Hacker News new | ask | show | jobs
by jstummbillig 1756 days ago
Are you alleging that most small business efforts fail before they make any profit -- as in +50%? That seems rather unlikely but if anyone has strong numbers on that I'd be very interested.
3 comments

Data from the BLS shows that approximately 20% of new businesses fail during the first two years of being open, 45% during the first five years, and 65% during the first 10 years. Only 25% of new businesses make it to 15 years or more.
That strikes me as eminently unsurprising personally. By definition if you fail then you weren't making enough revenue to sustain it. There are two nasty pitfalls which I have heard often snaring them - either paying for tools and other assets when they lack demand or failing when demand saturated due to being unable to scale up correctly.

Revenue and profit are conflated but are not the same thing.

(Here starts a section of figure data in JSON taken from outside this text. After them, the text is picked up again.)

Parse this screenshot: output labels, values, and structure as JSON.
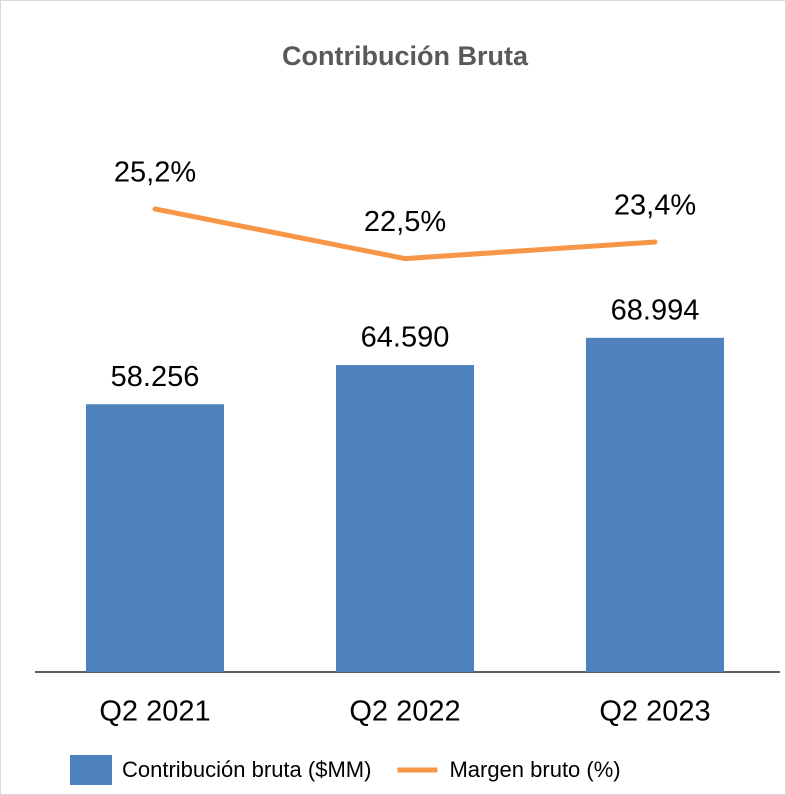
{
  "chart_data": {
    "type": "bar_line",
    "title": "Contribución Bruta",
    "categories": [
      "Q2 2021",
      "Q2 2022",
      "Q2 2023"
    ],
    "series": [
      {
        "name": "Contribución bruta ($MM)",
        "color": "#4f81bd",
        "type": "bar",
        "values": [
          58256,
          64590,
          68994
        ],
        "value_labels": [
          "58.256",
          "64.590",
          "68.994"
        ]
      },
      {
        "name": "Margen bruto (%)",
        "color": "#f79646",
        "type": "line",
        "axis": "y2",
        "values": [
          25.2,
          22.5,
          23.4
        ],
        "value_labels": [
          "25,2%",
          "22,5%",
          "23,4%"
        ]
      }
    ],
    "ylim": [
      15000,
      110000
    ],
    "y2lim": [
      0,
      32
    ],
    "legend": "bottom"
  }
}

I cannot say the percentages, but my wife has been shocked to hear from business owners who ran their store for over a decade, that they never made a dime. This kind of confession usually only happens after they have given up and closed. I don't know of any trustworthy numbers on it; I would not be surprised if it was far larger than most people believe, but the difference between businesses that "fail" after two years and ones that last for five years or more, is often how stubborn they are or how much money they have from other sources to keep trying. I would not be surprised if it were over 50%, but I know of no source for strong numbers on it.